Terakhir, dr Sovian Endin yang bertugas di Purwodadi, meninggal pada Rabu 8 Juni 2020 pukul 16.10 WIB. Sebelumnya, di Jepara adalah dr Ane Rovian, dan dua dokter kakak beradik di Kota Semarang, yakni dr Sang Aji Widi Aneswara dan dr Elianna Widiastuti.
“Di Kota Semarang sendiri ada dua dokter meninggal, satu keluarga, kakak beradik yakni dr Elianna Widiastuti bertugas di Puskesmas Halmahera dan dr Sang Aji Widi Aneswara bertugas di Puskesmas Karanganyar Tugu Semarang,” terang Ketua Ikatan Dokter Indonesia (IDI) Kota Semarang, dr Elang Sumambar, Kamis (9/7/2020).
Riwayatnya, ayah dr Erlianna pada Minggu (28/6/2020) dinihari lalu meninggal, keesokan harinya dimakamkan dan dr Erlianna ikut dalam proses pemakaman tersebut. “Entah dapat serangan apa (sakit), terus dia dibawa ke RS Roemani Semarang. Ternyata tidak berapa lama di RS Roemani, dia meninggal (hari yang sama),” katanya.
Atas kejadian tersebut, lanjut Elang, kemudian dilakukan tracing pada tanggal 28 Juli 2020, hasilnya ada delapan orang dinyatakan positif. Salah satu di antaranya adalah dr Sang Aji Widi Aneswara. “Pada tanggal 1 Juni 2020, masuk rumah sakit dan tanggal 6 Juni 2020 meninggal. Bahkan istri dan anaknya juga positif semua,” kata Elang.
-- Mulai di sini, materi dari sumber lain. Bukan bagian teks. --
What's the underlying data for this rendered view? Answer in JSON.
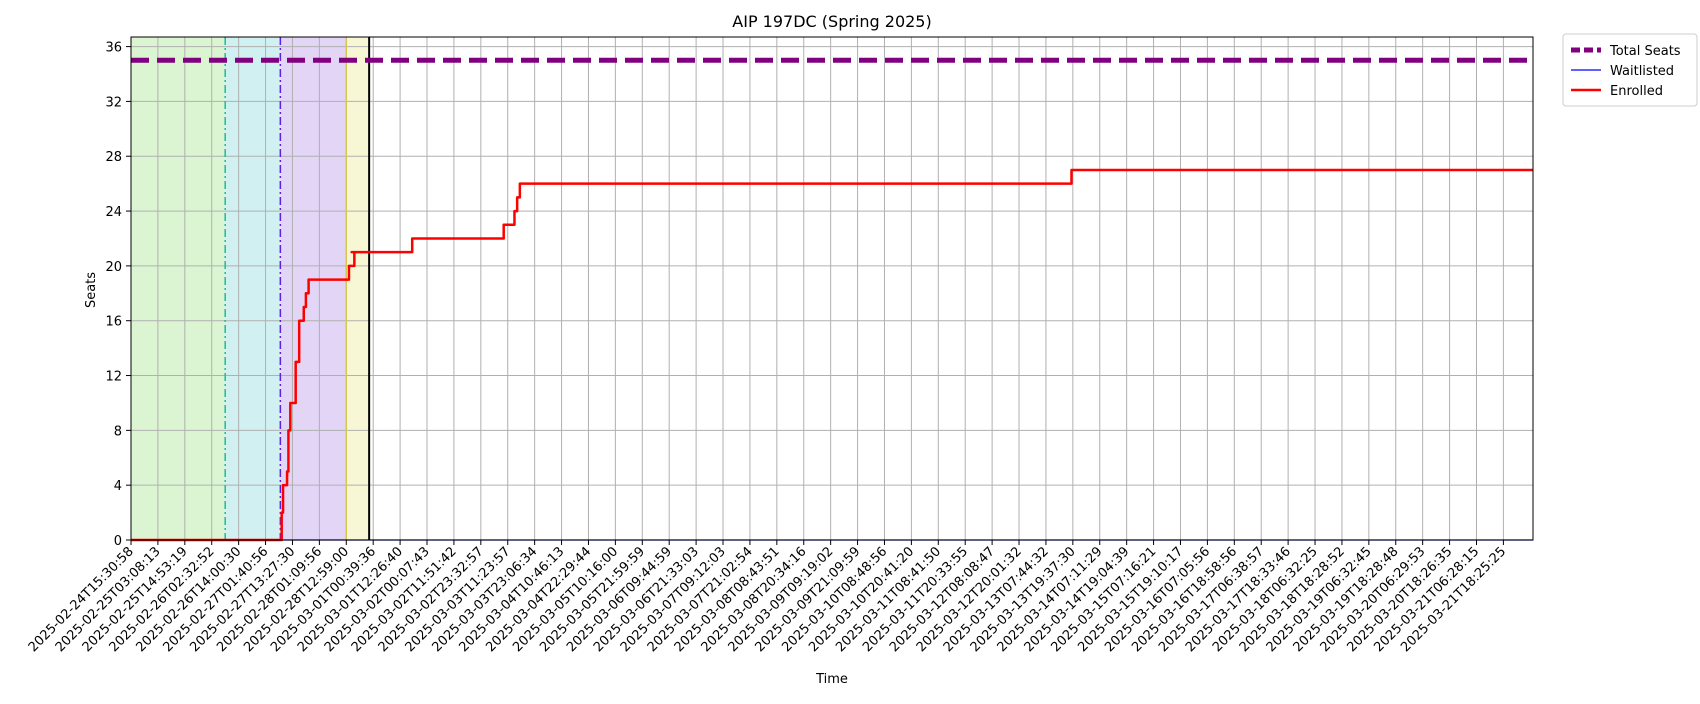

Dijelaskannya, dr Erlina termasuk kategori Orang Tanpa Gejala (OTG). Sebab, sebelumnya tidak ada gejala terkait indikasi terpapar Covid-19. “Tapi memang dr Erlina ada riwayat penyakit jantung. Sehingga OTG itu memperberat serangan jantungnya dan mengakibatkan meninggal. Biasanya itu komorbid (penyakit penyerta). Kalau untuk memastikan terkait Coronanya kan harus melalui hasil swab kan. Nah, bicara swab ini tidak bisa sehari dua hari. Ketika meninggal memang belum ada hasil swabnya,” ungkapnya.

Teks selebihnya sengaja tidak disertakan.